Well.... It turns out that Tom B. knows something about thermocouples and knew damn well that I had the leads hooked up wrong. It seems that in American "K type" thermocouples,
the red wire is always negative. Since it had been hooked up this way for nearly 15 years, and all of my heat treating experience in that time had been based on numbers from this pyrometer, I was less than delighted to contemplate the repercussions of this revelation.
Although there was a strong temptation to leave things as they were, I decided that willful ignorance is never the correct path.
So... I opened things back up to try to get to the bottom of it all. I turns out that "K" thermocouples
https://en.wikipedia.org/wiki/Thermocouple#Type_K are made of the alloys Alumel and Chromel. Of these two alloys (both of which sound like they are probably Superman's uncles, or perhaps lesser known Archangles) only the Alumel is magnetic. This gave me a way to determine which of the two legs of the probe was which.
I used a rare earth magnet to figure it out. Here we see that the probe leg on the left is Alumel. The same test showed that the red wire was also Alumel. Now.. thermocouples being what they are, the Alumel probe leg should be attached to the Alumel lead wire, and vice versa for the Chromel side. I had wired the leads up backward at this junction block, as well as at the meter!
My first thought was to get the leads hooked up correctly and start in on a series of experimental hardenings to reestablish my protocol. This was madness, of course. In a bit, I realized that I needed to leave them like they were and run a test firing with another pyrometer so that I could compare the temperatures and get a sense of how far off my numbers had been. I knew "how I was wrong" and now I needed to find out "how wrong I was".
Dave Rylak kindly put his spare pyrometer in the mail and I had that in hand the next day. Thank you, Dave!
The first four columns in this chart show the temperature as displayed on Dave's digital pyrometer, the display on my (incorrectly wired) analog pyrometer, the time of the measurement, and finally the amount high or low that my pyrometer read.

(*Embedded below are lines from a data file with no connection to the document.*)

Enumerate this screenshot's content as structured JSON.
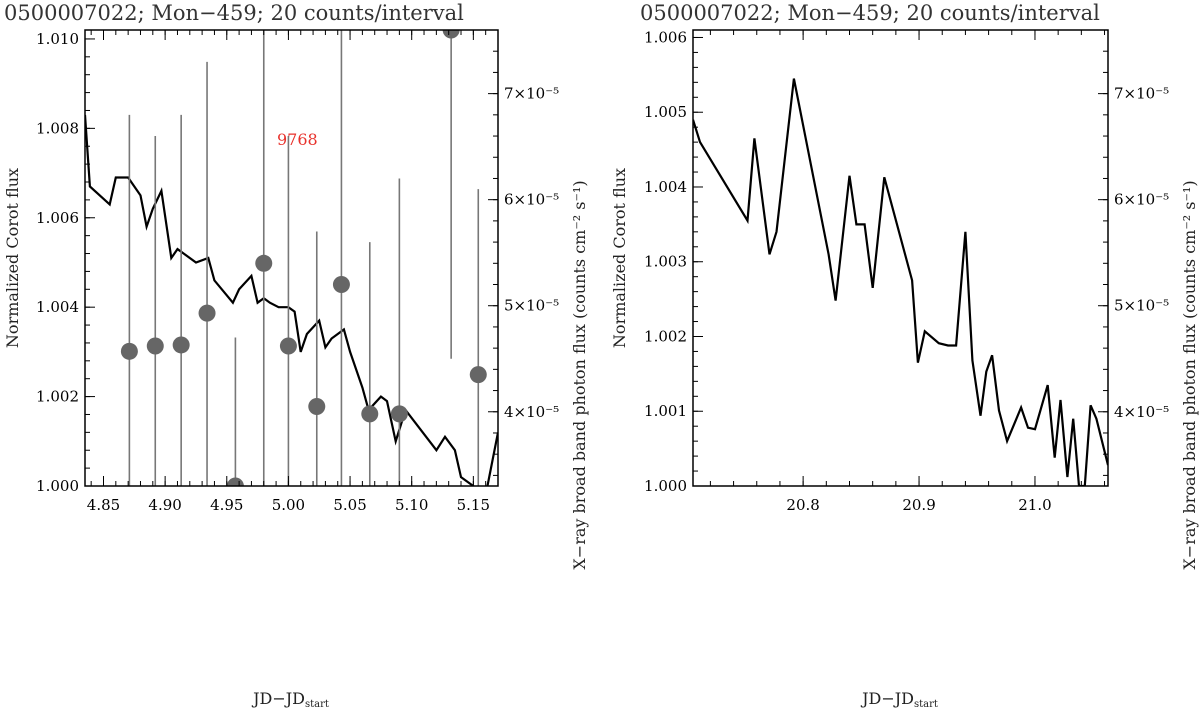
{
  "chart_data": [
    {
      "type": "line",
      "title": "0500007022; Mon−459; 20 counts/interval",
      "xlabel_main": "JD−JD",
      "xlabel_sub": "start",
      "ylabel": "Normalized Corot flux",
      "y2label": "X−ray broad band photon flux (counts cm⁻² s⁻¹)",
      "xlim": [
        4.835,
        5.17
      ],
      "ylim": [
        1.0,
        1.0102
      ],
      "y2lim": [
        3.3e-05,
        7.6e-05
      ],
      "xticks": [
        "4.85",
        "4.90",
        "4.95",
        "5.00",
        "5.05",
        "5.10",
        "5.15"
      ],
      "yticks": [
        "1.000",
        "1.002",
        "1.004",
        "1.006",
        "1.008",
        "1.010"
      ],
      "y2ticks": [
        "4×10⁻⁵",
        "5×10⁻⁵",
        "6×10⁻⁵",
        "7×10⁻⁵"
      ],
      "annotation": {
        "text": "9768",
        "color": "#e8312b"
      },
      "line_color": "#000000",
      "marker_color": "#666666",
      "series": [
        {
          "kind": "line",
          "x": [
            4.835,
            4.839,
            4.855,
            4.86,
            4.87,
            4.88,
            4.885,
            4.89,
            4.897,
            4.905,
            4.91,
            4.915,
            4.925,
            4.935,
            4.94,
            4.955,
            4.96,
            4.97,
            4.975,
            4.98,
            4.985,
            4.992,
            5.0,
            5.005,
            5.01,
            5.015,
            5.025,
            5.03,
            5.035,
            5.045,
            5.05,
            5.06,
            5.065,
            5.075,
            5.08,
            5.087,
            5.095,
            5.12,
            5.127,
            5.135,
            5.14,
            5.15,
            5.16,
            5.17
          ],
          "y": [
            1.0083,
            1.0067,
            1.0063,
            1.0069,
            1.0069,
            1.0065,
            1.0058,
            1.0062,
            1.0066,
            1.0051,
            1.0053,
            1.0052,
            1.005,
            1.0051,
            1.0046,
            1.0041,
            1.0044,
            1.0047,
            1.0041,
            1.0042,
            1.0041,
            1.004,
            1.004,
            1.0039,
            1.003,
            1.0034,
            1.0037,
            1.0031,
            1.0033,
            1.0035,
            1.003,
            1.0022,
            1.0017,
            1.002,
            1.0019,
            1.001,
            1.0017,
            1.0008,
            1.0011,
            1.0008,
            1.0002,
            1.0,
            0.9998,
            1.0012
          ]
        },
        {
          "kind": "errorbar",
          "x": [
            4.871,
            4.892,
            4.913,
            4.934,
            4.957,
            4.98,
            5.0,
            5.023,
            5.043,
            5.066,
            5.09,
            5.132,
            5.154
          ],
          "y": [
            4.57e-05,
            4.62e-05,
            4.63e-05,
            4.93e-05,
            3.3e-05,
            5.4e-05,
            4.62e-05,
            4.05e-05,
            5.2e-05,
            3.98e-05,
            3.98e-05,
            7.6e-05,
            4.35e-05
          ],
          "y_upper": [
            6.8e-05,
            6.6e-05,
            6.8e-05,
            7.3e-05,
            4.7e-05,
            8.5e-05,
            6.6e-05,
            5.7e-05,
            7.8e-05,
            5.6e-05,
            6.2e-05,
            8e-05,
            6.1e-05
          ],
          "y_lower": [
            3.3e-05,
            3.3e-05,
            3.3e-05,
            3.3e-05,
            3.3e-05,
            3.3e-05,
            3.3e-05,
            3.3e-05,
            3.3e-05,
            3.3e-05,
            3.3e-05,
            4.5e-05,
            3.3e-05
          ]
        }
      ]
    },
    {
      "type": "line",
      "title": "0500007022; Mon−459; 20 counts/interval",
      "xlabel_main": "JD−JD",
      "xlabel_sub": "start",
      "ylabel": "Normalized Corot flux",
      "y2label": "X−ray broad band photon flux (counts cm⁻² s⁻¹)",
      "xlim": [
        20.705,
        21.063
      ],
      "ylim": [
        1.0,
        1.0061
      ],
      "y2lim": [
        3.3e-05,
        7.6e-05
      ],
      "xticks": [
        "20.8",
        "20.9",
        "21.0"
      ],
      "yticks": [
        "1.000",
        "1.001",
        "1.002",
        "1.003",
        "1.004",
        "1.005",
        "1.006"
      ],
      "y2ticks": [
        "4×10⁻⁵",
        "5×10⁻⁵",
        "6×10⁻⁵",
        "7×10⁻⁵"
      ],
      "line_color": "#000000",
      "series": [
        {
          "kind": "line",
          "x": [
            20.705,
            20.711,
            20.752,
            20.758,
            20.771,
            20.777,
            20.792,
            20.822,
            20.828,
            20.84,
            20.846,
            20.853,
            20.86,
            20.87,
            20.894,
            20.899,
            20.905,
            20.917,
            20.925,
            20.932,
            20.94,
            20.946,
            20.953,
            20.958,
            20.963,
            20.969,
            20.976,
            20.988,
            20.994,
            21.0,
            21.011,
            21.017,
            21.022,
            21.028,
            21.033,
            21.038,
            21.043,
            21.048,
            21.053,
            21.063
          ],
          "y": [
            1.0049,
            1.0046,
            1.00355,
            1.00465,
            1.0031,
            1.0034,
            1.00545,
            1.0031,
            1.00248,
            1.00415,
            1.0035,
            1.0035,
            1.00265,
            1.00413,
            1.00275,
            1.00165,
            1.00207,
            1.00191,
            1.00188,
            1.00188,
            1.0034,
            1.00168,
            1.00094,
            1.00153,
            1.00175,
            1.00101,
            1.0006,
            1.00105,
            1.00078,
            1.00076,
            1.00135,
            1.00038,
            1.00115,
            1.00012,
            1.0009,
            1.0,
            1.0,
            1.00108,
            1.0009,
            1.00028
          ]
        }
      ]
    }
  ]
}
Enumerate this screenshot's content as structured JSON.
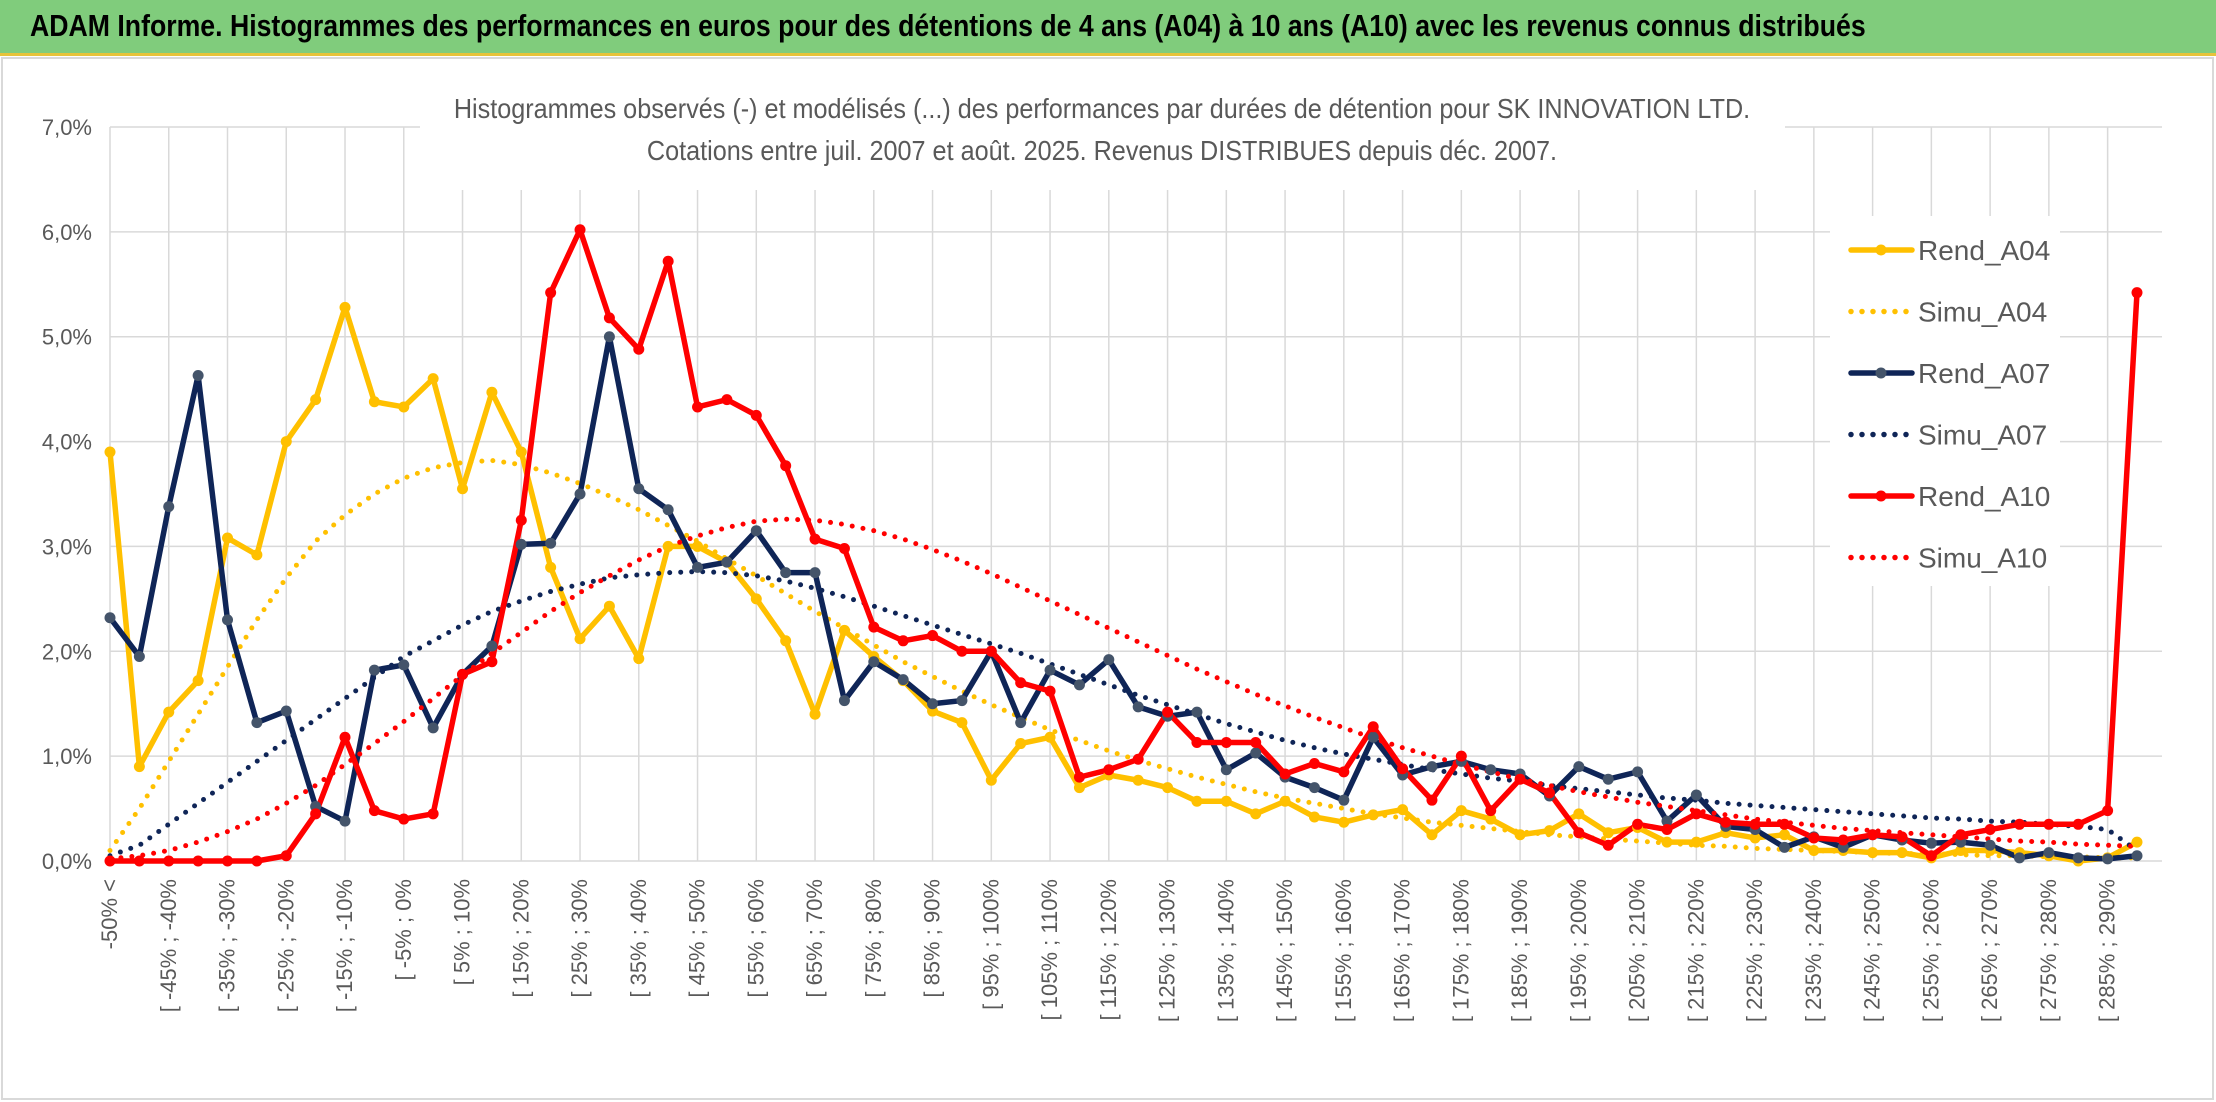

The results were somewhat surprising. At room temperature, my pyro was more or less correct, but it soon came to read low. By the middle of the tempering range it was about 50°f low. This error gradually diminished as the temperature increased, until at about 900°f I was getting good readings. Above than that, it began to read high. The error increased gradually until it was 50°f or more too high in the austinitizing range. I had assumed 15 years ago, that if I was getting "plausible" temperature numbers, than I must have the thing hooked up correctly. That turns out not to be true.
Having found out the extent of the terrible truth; I rewired my leads at the junction block and the gauge, and ran another test firing. I made a couple of recallibrations to get the analog gauge to agree with the digital one, and made sure they were pretty similar at around 1500°f. For a while it looked like "the man with two pyrometers never knows what temperature it is", but I seem to have that straightened out. The two gauges now more or less agree from 1750°f down to about 100°f. That's were the kiln is now. If they continue to agree at room temperature, so much the better... but that does not really matter. The important thing is that I can now trust my pyrometer to be within a few degrees of the truth across the range useful range.
Now.... Now, I can get on with the hardening experiments.